Sébastien Page argues well that in terms of economics, if every device is covered the layout could be (in his case) a couple of thousand dollars over 5 years. It may be simply worth replacing the device in some situations, but this is like insurance: you don't need to insure your house, but you could be in serious trouble financially if your house burned down.

I did experience something like this in the 1980s when I went away to university: a cold snap caused a pipe to burst, flooding my house and the neighbour's. Insurance covered that, including his hi-fi system.


I do not have AppleCare for everything. I cannot. While owners of iPhones, iPads and the Apple Watch have the luxury of AppleCare+, there is no AppleCare for these products where I am. All users are allowed is the 1-year Apple Warranty, then we are on our own. AppleCare+ does indeed cover some accidental damage. The Apple site tells us that,

AppleCare+ provides additional hardware service and technical support from Apple, including coverage for up to two incidents of accidental damage per device covered. AppleCare+ is available for Apple Watch, Apple Watch Sport, Apple Watch Edition, iPad, iPhone, and iPod touch.

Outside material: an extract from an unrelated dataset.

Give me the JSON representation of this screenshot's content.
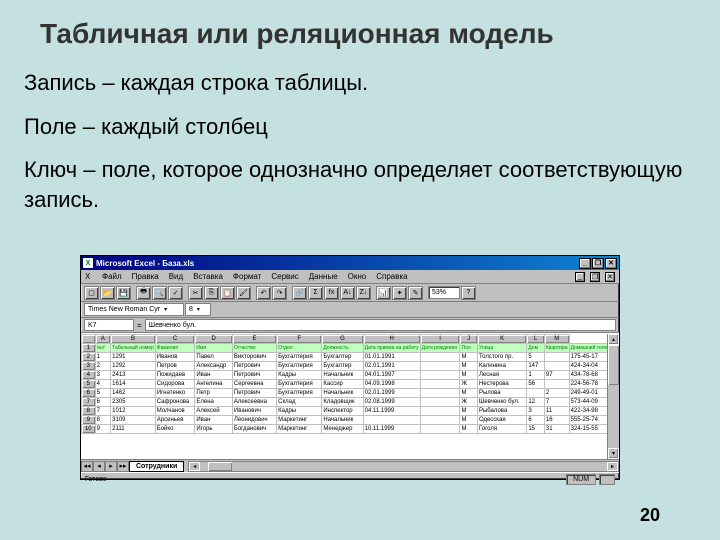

But that depends on whether it is available in the particular country I used Singapore for the quote above). The standard AppleCare has limited coverage in comparison, but in my opinion, still has value: the owner bets with Apple on nothing going wrong.

Limited AppleCare

I have had AppleCare for my current MacBookPro that has gone into the repair shop here (again, not Apple run) on a couple of occasions. The first service situation concerned continual Kernel Panics. The system was tested and found to have no hardware faults. In the end, removing Adobe Flash stopped the Kernel Panics.

The second involved the screen. The available screen area appeared to be shrinking from the left. Connecting an external monitor showed a full screen, so the hardware was probably at fault. It took three days and the MacBook Pro was returned with a new screen, which would have been more than AppleCare. In a country where average incomes are lower, the relative costs of new parts makes a difference. I won.

In the past I have had a new hard disk, and a warranty repair on an iPhone 6 with a persistent blue screen was of course free: the phone itself was replaced with a new model.

Like house insurance, fully comprehensive car insurance, travel insurance, the consumer makes that bet with the insurance issuer about events that may never happen. My house may never burn down, I may never have another accident, my flights will not be cancelled. But if they are - or if my Mac, or any other Apple device that I buy AppleCare for - I will be covered, within the terms of the agreement.

Graham K. Rogers teaches at the Faculty of Engineering, Mahidol University in Thailand. He wrote in the Bangkok Post, Database supplement on IT subjects. For the last seven years of Database he wrote a column on Apple and Macs. He is now continuing that in the Bangkok Post supplement, Life.